#include <bits/stdc++.h>
using namespace std;
const int mod = 1e9+7;
int power(long long a, int b)
{
long long res = 1;
if (!b) return res;
a %= mod;
if (!a) return 0;
while (b > 0)
{
if (b & 1) res = ((res*a)%mod);
b >>= 1;
a = ((a*a)%mod);
}
return res;
}
int main()
{
ios_base::sync_with_stdio(0);
cin.tie(0);
cout.tie(0);
long long n;
cin >> n;
while (n--)
{
long long a, b, c;
cin >> a >> b >> c;
cout << power(a, power(b, c)) << '\n';
}
}
We have to find a^{b^c} \pmod{10^9+7}, \ 0 \leq a, \ b, \ c \leq 10^9 which I do in O(\log{b} + \log{c}) with modular exponentiation. For some reason, it shows WA.
For example,
case: 3 9 10
expected: 112070339
output: 967113723
Also, assume that 0^0 = 1.
I don’t know what I’ve done wrong because it passes most cases.
Please help me.
pow(a,totient(mod)) == 1 (mod) // Fermat’s theorem
Since mod here is prime
Therefore , pow(a,mod-1) == 1 (mod)
So basically taking pow(b,c)%(mod-1) will eliminate all 1’s.
And suppose x = pow(b,c)%(mod-1)
Then answer is simply pow(a,x)%mod
Firstly, you need to calculate a^{(b^c)} \mod p. You can calculate x = b^c \mod \phi(p), and then calculate a^x \mod p.
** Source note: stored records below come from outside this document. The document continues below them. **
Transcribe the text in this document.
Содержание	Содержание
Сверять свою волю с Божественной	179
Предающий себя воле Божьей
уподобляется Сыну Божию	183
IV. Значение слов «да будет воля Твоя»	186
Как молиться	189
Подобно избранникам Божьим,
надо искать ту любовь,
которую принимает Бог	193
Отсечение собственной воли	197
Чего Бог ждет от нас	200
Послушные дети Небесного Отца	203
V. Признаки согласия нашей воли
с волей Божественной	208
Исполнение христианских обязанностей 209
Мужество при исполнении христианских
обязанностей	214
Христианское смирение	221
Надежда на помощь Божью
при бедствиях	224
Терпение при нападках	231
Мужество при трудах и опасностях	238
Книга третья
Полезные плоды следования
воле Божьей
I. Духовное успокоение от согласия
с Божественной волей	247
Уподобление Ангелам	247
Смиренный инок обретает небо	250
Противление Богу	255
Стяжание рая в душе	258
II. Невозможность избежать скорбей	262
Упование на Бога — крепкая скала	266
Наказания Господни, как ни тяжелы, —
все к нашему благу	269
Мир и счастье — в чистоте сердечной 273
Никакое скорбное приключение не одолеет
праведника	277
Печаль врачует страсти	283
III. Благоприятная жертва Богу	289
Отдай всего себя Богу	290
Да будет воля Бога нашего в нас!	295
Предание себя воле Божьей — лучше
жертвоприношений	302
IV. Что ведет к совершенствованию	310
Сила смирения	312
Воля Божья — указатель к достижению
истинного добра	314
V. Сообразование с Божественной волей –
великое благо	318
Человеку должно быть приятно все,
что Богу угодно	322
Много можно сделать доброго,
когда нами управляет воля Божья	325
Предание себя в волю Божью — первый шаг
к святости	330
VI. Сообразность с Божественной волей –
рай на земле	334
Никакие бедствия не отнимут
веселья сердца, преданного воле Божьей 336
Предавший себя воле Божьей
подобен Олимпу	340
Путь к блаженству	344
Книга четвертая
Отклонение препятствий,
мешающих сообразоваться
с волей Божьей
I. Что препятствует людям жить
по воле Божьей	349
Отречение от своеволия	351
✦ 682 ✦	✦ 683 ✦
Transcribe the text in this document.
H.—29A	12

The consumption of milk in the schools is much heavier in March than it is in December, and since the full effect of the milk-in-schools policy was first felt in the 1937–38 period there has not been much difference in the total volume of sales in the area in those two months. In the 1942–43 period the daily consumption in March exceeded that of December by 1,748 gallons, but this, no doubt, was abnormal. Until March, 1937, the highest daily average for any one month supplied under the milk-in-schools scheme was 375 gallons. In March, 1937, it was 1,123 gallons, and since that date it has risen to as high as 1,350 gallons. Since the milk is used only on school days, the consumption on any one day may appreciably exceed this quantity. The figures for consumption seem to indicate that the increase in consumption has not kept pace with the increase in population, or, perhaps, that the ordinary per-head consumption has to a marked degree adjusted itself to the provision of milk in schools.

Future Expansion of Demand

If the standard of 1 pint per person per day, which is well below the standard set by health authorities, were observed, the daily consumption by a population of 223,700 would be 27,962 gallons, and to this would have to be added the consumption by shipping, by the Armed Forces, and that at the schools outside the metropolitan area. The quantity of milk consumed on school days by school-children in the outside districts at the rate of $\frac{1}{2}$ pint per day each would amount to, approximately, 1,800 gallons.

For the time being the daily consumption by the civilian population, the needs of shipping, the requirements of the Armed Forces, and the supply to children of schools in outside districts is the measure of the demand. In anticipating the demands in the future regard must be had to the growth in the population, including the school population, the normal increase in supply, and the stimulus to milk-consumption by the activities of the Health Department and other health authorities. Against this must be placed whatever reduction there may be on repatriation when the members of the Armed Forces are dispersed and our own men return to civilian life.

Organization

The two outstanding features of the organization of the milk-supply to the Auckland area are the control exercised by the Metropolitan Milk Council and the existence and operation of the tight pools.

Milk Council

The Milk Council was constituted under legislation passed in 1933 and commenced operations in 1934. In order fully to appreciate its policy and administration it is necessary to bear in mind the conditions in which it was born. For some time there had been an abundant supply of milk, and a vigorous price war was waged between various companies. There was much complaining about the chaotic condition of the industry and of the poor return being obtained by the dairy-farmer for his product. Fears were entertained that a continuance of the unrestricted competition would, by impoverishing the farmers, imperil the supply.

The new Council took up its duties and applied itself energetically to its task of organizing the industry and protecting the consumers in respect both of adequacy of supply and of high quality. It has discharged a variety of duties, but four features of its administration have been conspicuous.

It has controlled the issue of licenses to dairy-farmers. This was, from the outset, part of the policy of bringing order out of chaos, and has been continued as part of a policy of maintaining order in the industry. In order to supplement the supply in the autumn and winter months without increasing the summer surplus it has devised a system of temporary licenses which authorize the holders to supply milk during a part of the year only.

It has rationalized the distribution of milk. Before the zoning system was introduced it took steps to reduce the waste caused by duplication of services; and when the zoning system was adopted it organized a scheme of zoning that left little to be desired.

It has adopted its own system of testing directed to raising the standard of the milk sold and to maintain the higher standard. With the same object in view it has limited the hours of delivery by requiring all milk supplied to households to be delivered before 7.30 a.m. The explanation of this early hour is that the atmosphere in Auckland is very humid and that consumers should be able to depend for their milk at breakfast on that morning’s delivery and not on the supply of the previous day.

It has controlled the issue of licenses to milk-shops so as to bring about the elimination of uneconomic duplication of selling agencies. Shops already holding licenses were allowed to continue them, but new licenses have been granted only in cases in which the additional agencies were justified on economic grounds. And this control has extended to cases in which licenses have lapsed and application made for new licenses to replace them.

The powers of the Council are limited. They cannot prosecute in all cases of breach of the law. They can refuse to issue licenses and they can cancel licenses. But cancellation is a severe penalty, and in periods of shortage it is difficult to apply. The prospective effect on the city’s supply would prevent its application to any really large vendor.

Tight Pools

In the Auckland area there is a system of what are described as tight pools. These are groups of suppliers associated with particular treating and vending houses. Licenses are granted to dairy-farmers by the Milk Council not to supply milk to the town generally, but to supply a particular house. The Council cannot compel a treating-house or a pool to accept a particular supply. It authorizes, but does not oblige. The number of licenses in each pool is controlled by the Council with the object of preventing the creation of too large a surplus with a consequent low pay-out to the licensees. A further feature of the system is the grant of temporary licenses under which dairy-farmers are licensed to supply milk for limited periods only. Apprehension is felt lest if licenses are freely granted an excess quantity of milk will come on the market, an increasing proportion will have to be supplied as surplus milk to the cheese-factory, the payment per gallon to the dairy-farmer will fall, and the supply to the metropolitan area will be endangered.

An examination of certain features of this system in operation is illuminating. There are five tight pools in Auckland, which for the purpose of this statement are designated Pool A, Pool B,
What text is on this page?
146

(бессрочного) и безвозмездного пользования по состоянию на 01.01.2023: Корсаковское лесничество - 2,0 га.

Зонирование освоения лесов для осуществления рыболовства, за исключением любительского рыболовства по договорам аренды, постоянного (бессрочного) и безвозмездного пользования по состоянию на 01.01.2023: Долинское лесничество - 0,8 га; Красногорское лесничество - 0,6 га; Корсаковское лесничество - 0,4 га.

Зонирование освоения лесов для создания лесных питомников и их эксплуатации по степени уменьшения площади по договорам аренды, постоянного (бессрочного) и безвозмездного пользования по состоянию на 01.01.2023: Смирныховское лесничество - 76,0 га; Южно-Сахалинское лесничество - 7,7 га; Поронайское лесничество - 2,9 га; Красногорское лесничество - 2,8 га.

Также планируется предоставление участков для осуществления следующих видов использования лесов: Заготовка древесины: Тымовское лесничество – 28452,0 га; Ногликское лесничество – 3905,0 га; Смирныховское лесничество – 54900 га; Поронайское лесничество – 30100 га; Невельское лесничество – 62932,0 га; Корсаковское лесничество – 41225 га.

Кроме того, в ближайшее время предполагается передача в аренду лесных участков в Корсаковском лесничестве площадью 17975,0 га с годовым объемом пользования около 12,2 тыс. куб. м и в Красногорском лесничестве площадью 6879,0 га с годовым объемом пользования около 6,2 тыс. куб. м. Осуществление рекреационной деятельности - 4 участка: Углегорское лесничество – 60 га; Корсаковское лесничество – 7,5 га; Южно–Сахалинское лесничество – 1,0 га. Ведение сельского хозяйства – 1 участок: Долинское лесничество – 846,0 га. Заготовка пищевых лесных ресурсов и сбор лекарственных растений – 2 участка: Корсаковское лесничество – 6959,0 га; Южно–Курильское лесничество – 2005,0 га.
This is because we know a^{\phi(p)} \equiv 1 \mod p if \gcd(a,p) = 1.
Also it’s not O(\log b \log c) it’s O(\log b + \log c)
If I want to calculate a^(b^(c^(d))) mod p and regarding ‘p’ I don’t know whether it is prime or not, then how to solve this problem.
Thanks in advance.